I need to confess: I have been working with Endeca for the past 5 months. Initially, I was skeptical about yet another search engine. In the past, we had a custom Apache Lucene implementation, which exposed me to the core functionality of search engines:
- Display Index or Indexes.
I am not going to dive into the technical capabilities that Endeca provides on this blog. All data, including big data, is bound to be processed in the following manner Extraction, Transformation and Load (ETL).
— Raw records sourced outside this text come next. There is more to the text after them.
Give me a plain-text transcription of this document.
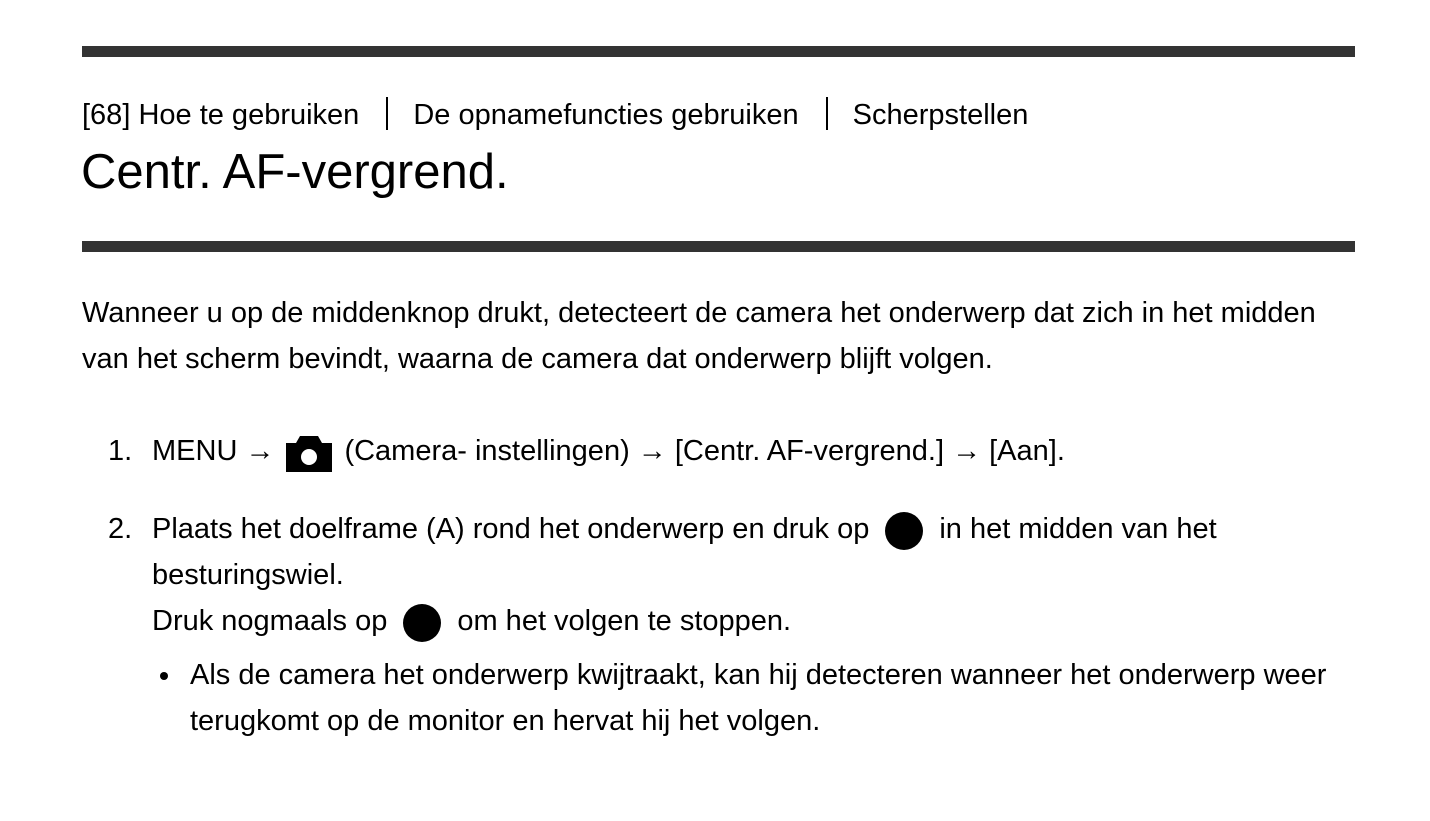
[68] Hoe te gebruiken De opnamefuncties gebruiken Scherpstellen
Centr. AF-vergrend.

Wanneer u op de middenknop drukt, detecteert de camera het onderwerp dat zich in het midden van het scherm bevindt, waarna de camera dat onderwerp blijft volgen.

1. MENU → (Camera- instellingen) → [Centr. AF-vergrend.] → [Aan].
2. Plaats het doelframe (A) rond het onderwerp en druk op in het midden van het besturingswiel.
Druk nogmaals op om het volgen te stoppen.
Als de camera het onderwerp kwijtraakt, kan hij detecteren wanneer het onderwerp weer terugkomt op de monitor en hervat hij het volgen.
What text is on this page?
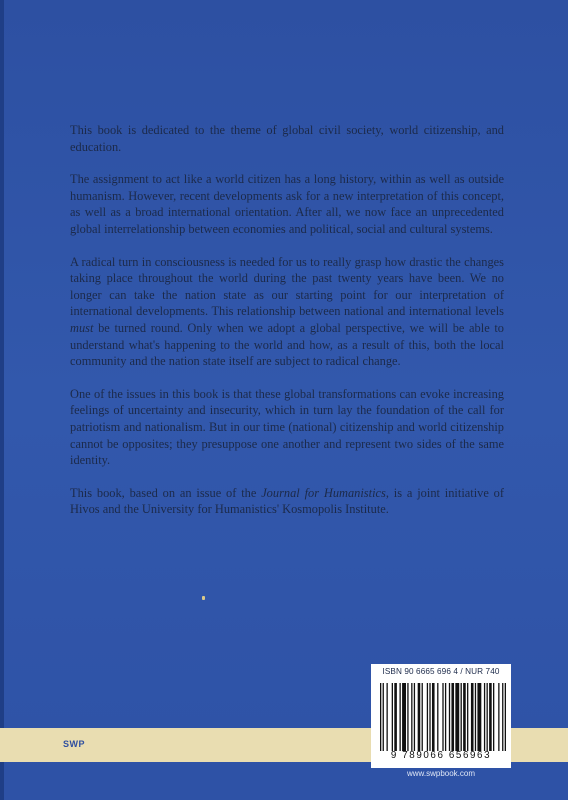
This book is dedicated to the theme of global civil society, world citizenship, and education.

The assignment to act like a world citizen has a long history, within as well as outside humanism. However, recent developments ask for a new interpretation of this concept, as well as a broad international orientation. After all, we now face an unprecedented global interrelationship between economies and political, social and cultural systems.

A radical turn in consciousness is needed for us to really grasp how drastic the changes taking place throughout the world during the past twenty years have been. We no longer can take the nation state as our starting point for our interpretation of international developments. This relationship between national and international levels must be turned round. Only when we adopt a global perspective, we will be able to understand what's happening to the world and how, as a result of this, both the local community and the nation state itself are subject to radical change.

One of the issues in this book is that these global transformations can evoke increasing feelings of uncertainty and insecurity, which in turn lay the foundation of the call for patriotism and nationalism. But in our time (national) citizenship and world citizenship cannot be opposites; they presuppose one another and represent two sides of the same identity.

This book, based on an issue of the Journal for Humanistics, is a joint initiative of Hivos and the University for Humanistics' Kosmopolis Institute.

SWP
ISBN 90 6665 696 4 / NUR 740
9 789066 656963
www.swpbook.com
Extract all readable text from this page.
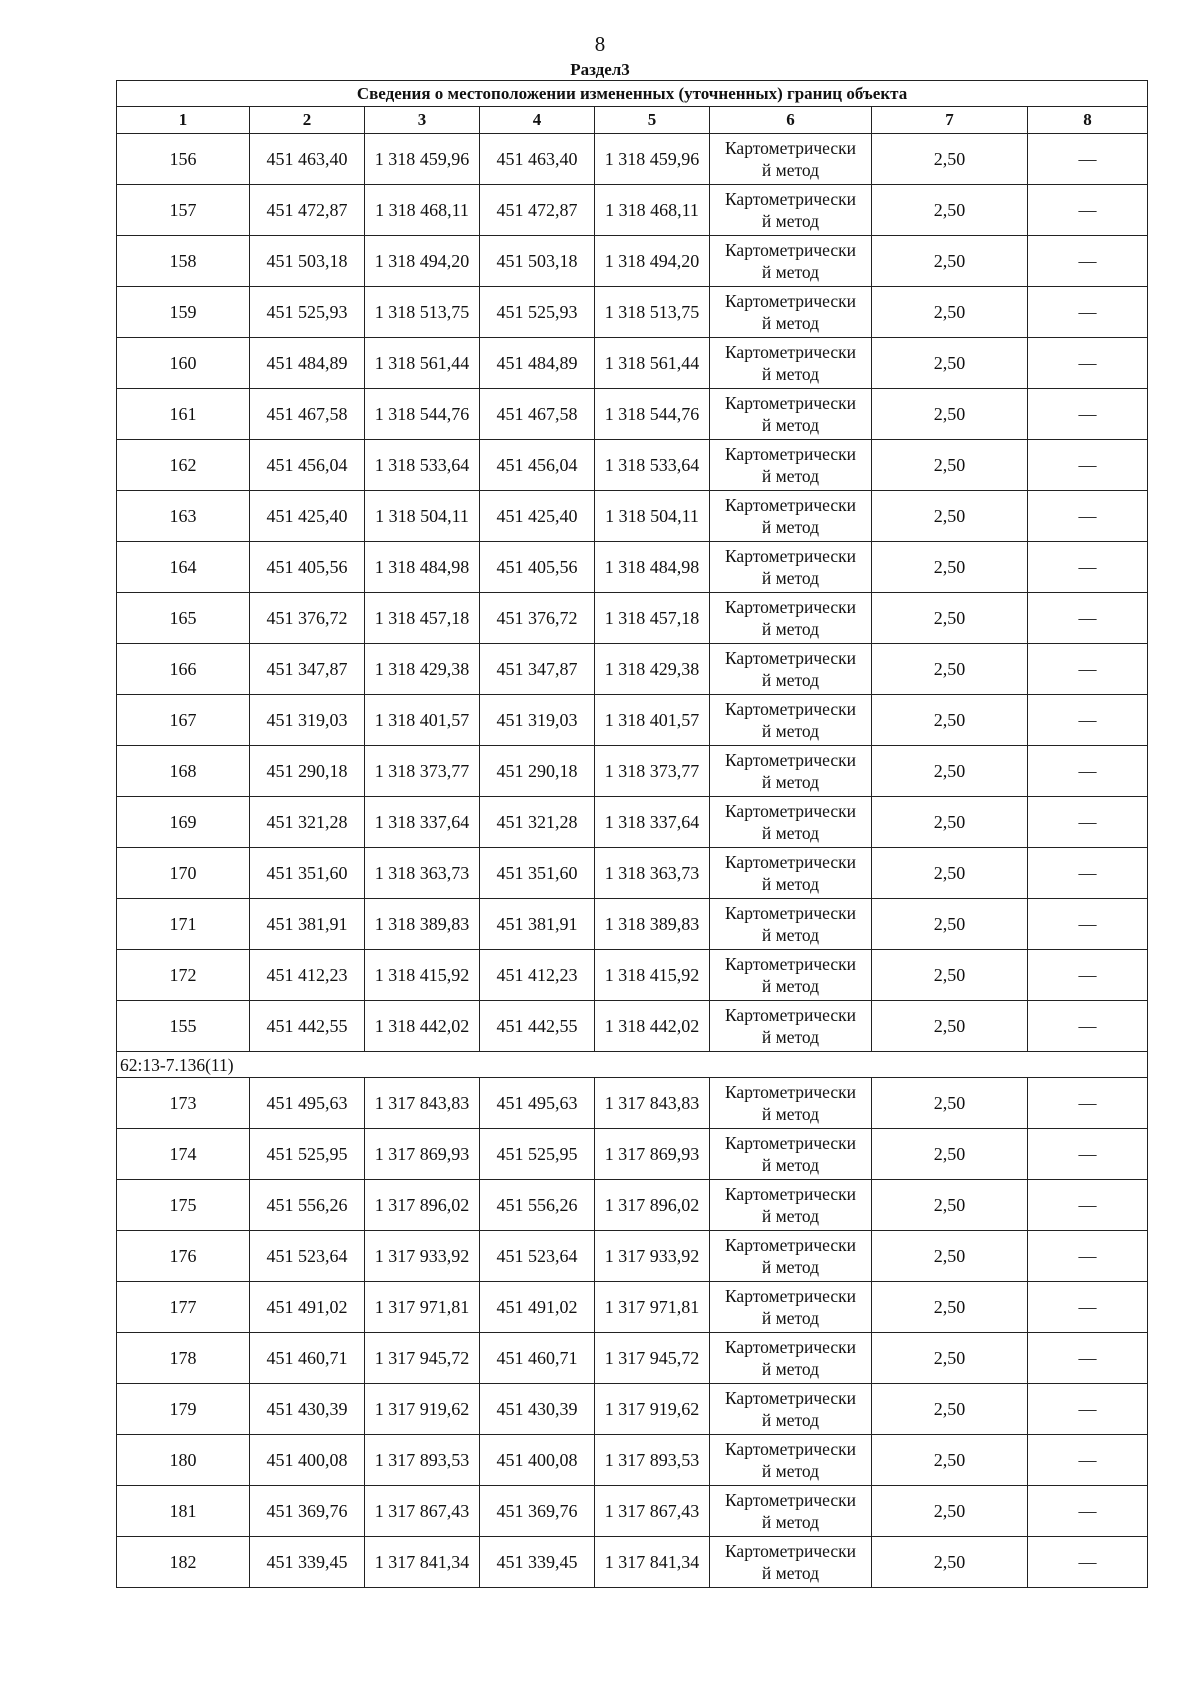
8
Раздел3
Сведения о местоположении измененных (уточненных) границ объекта							
1	2	3	4	5	6	7	8
156	451 463,40	1 318 459,96	451 463,40	1 318 459,96	Картометрически
й метод	2,50	—
157	451 472,87	1 318 468,11	451 472,87	1 318 468,11	Картометрически
й метод	2,50	—
158	451 503,18	1 318 494,20	451 503,18	1 318 494,20	Картометрически
й метод	2,50	—
159	451 525,93	1 318 513,75	451 525,93	1 318 513,75	Картометрически
й метод	2,50	—
160	451 484,89	1 318 561,44	451 484,89	1 318 561,44	Картометрически
й метод	2,50	—
161	451 467,58	1 318 544,76	451 467,58	1 318 544,76	Картометрически
й метод	2,50	—
162	451 456,04	1 318 533,64	451 456,04	1 318 533,64	Картометрически
й метод	2,50	—
163	451 425,40	1 318 504,11	451 425,40	1 318 504,11	Картометрически
й метод	2,50	—
164	451 405,56	1 318 484,98	451 405,56	1 318 484,98	Картометрически
й метод	2,50	—
165	451 376,72	1 318 457,18	451 376,72	1 318 457,18	Картометрически
й метод	2,50	—
166	451 347,87	1 318 429,38	451 347,87	1 318 429,38	Картометрически
й метод	2,50	—
167	451 319,03	1 318 401,57	451 319,03	1 318 401,57	Картометрически
й метод	2,50	—
168	451 290,18	1 318 373,77	451 290,18	1 318 373,77	Картометрически
й метод	2,50	—
169	451 321,28	1 318 337,64	451 321,28	1 318 337,64	Картометрически
й метод	2,50	—
170	451 351,60	1 318 363,73	451 351,60	1 318 363,73	Картометрически
й метод	2,50	—
171	451 381,91	1 318 389,83	451 381,91	1 318 389,83	Картометрически
й метод	2,50	—
172	451 412,23	1 318 415,92	451 412,23	1 318 415,92	Картометрически
й метод	2,50	—
155	451 442,55	1 318 442,02	451 442,55	1 318 442,02	Картометрически
й метод	2,50	—
62:13-7.136(11)							
173	451 495,63	1 317 843,83	451 495,63	1 317 843,83	Картометрически
й метод	2,50	—
174	451 525,95	1 317 869,93	451 525,95	1 317 869,93	Картометрически
й метод	2,50	—
175	451 556,26	1 317 896,02	451 556,26	1 317 896,02	Картометрически
й метод	2,50	—
176	451 523,64	1 317 933,92	451 523,64	1 317 933,92	Картометрически
й метод	2,50	—
177	451 491,02	1 317 971,81	451 491,02	1 317 971,81	Картометрически
й метод	2,50	—
178	451 460,71	1 317 945,72	451 460,71	1 317 945,72	Картометрически
й метод	2,50	—
179	451 430,39	1 317 919,62	451 430,39	1 317 919,62	Картометрически
й метод	2,50	—
180	451 400,08	1 317 893,53	451 400,08	1 317 893,53	Картометрически
й метод	2,50	—
181	451 369,76	1 317 867,43	451 369,76	1 317 867,43	Картометрически
й метод	2,50	—
182	451 339,45	1 317 841,34	451 339,45	1 317 841,34	Картометрически
й метод	2,50	—
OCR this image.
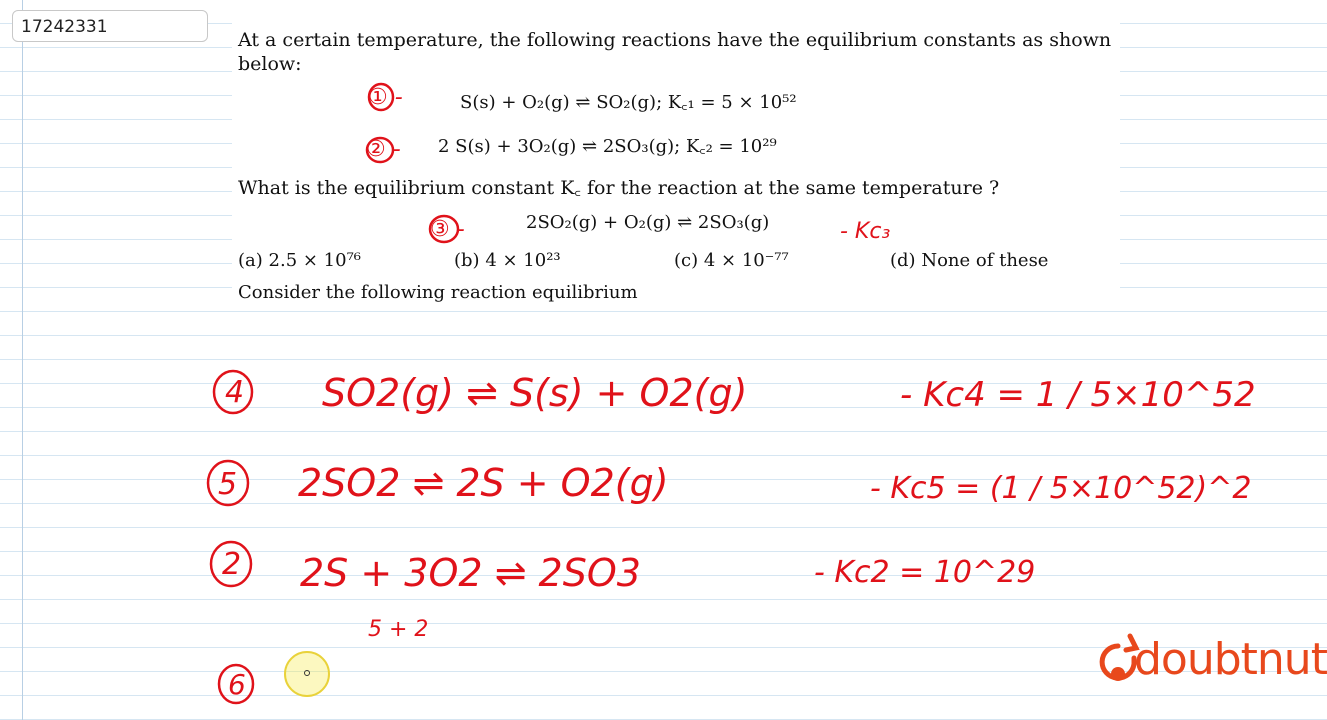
17242331
At a certain temperature, the following reactions have the equilibrium constants as shown
below:
S(s) + O₂(g) ⇌ SO₂(g); K꜀₁ = 5 × 10⁵²
2 S(s) + 3O₂(g) ⇌ 2SO₃(g); K꜀₂ = 10²⁹
What is the equilibrium constant K꜀ for the reaction at the same temperature ?
2SO₂(g) + O₂(g) ⇌ 2SO₃(g)
(a) 2.5 × 10⁷⁶	(b) 4 × 10²³	(c) 4 × 10⁻⁷⁷	(d) None of these
Consider the following reaction equilibrium
① -
② -
③ -	- Kc₃
4 SO2(g) ⇌ S(s) + O2(g)	- Kc4 = 1 / 5×10^52
5 2SO2 ⇌ 2S + O2(g)	- Kc5 = (1 / 5×10^52)^2
2 2S + 3O2 ⇌ 2SO3	- Kc2 = 10^29
5 + 2
6	doubtnut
Endeca provides Clover as the de-facto tool for ETL. I am briefly going to describe a scenario that I ran into during my ETL process.
During the Load stage of the ETL process I ran into the following error:
Endeca requires a unique record identifier. The identifier is referred to as the ‘Spec Attribute”. Let me briefly define how Endeca sees a record.
A record in an Endeca Index is a collection of key/value pairs uniquely identified by the ‘Spec Attribute’. You can create a sequence which generates the Spec Attribute value if your data does not have a unique key . In my scenario, I was passing the Yahoo! GeoPlanet (What on Earth Id) woeid as the Spec Attribute.
The first time that I ran the graph, I saw the error. My next step was to edit the “Bulk/Add Replace”. I had defined the Spec Attribute as “Woeid”. I checked the “Reformat” activity and it could not be! I had fat fingered the value. I corrected the value to be “WoeId” and walla!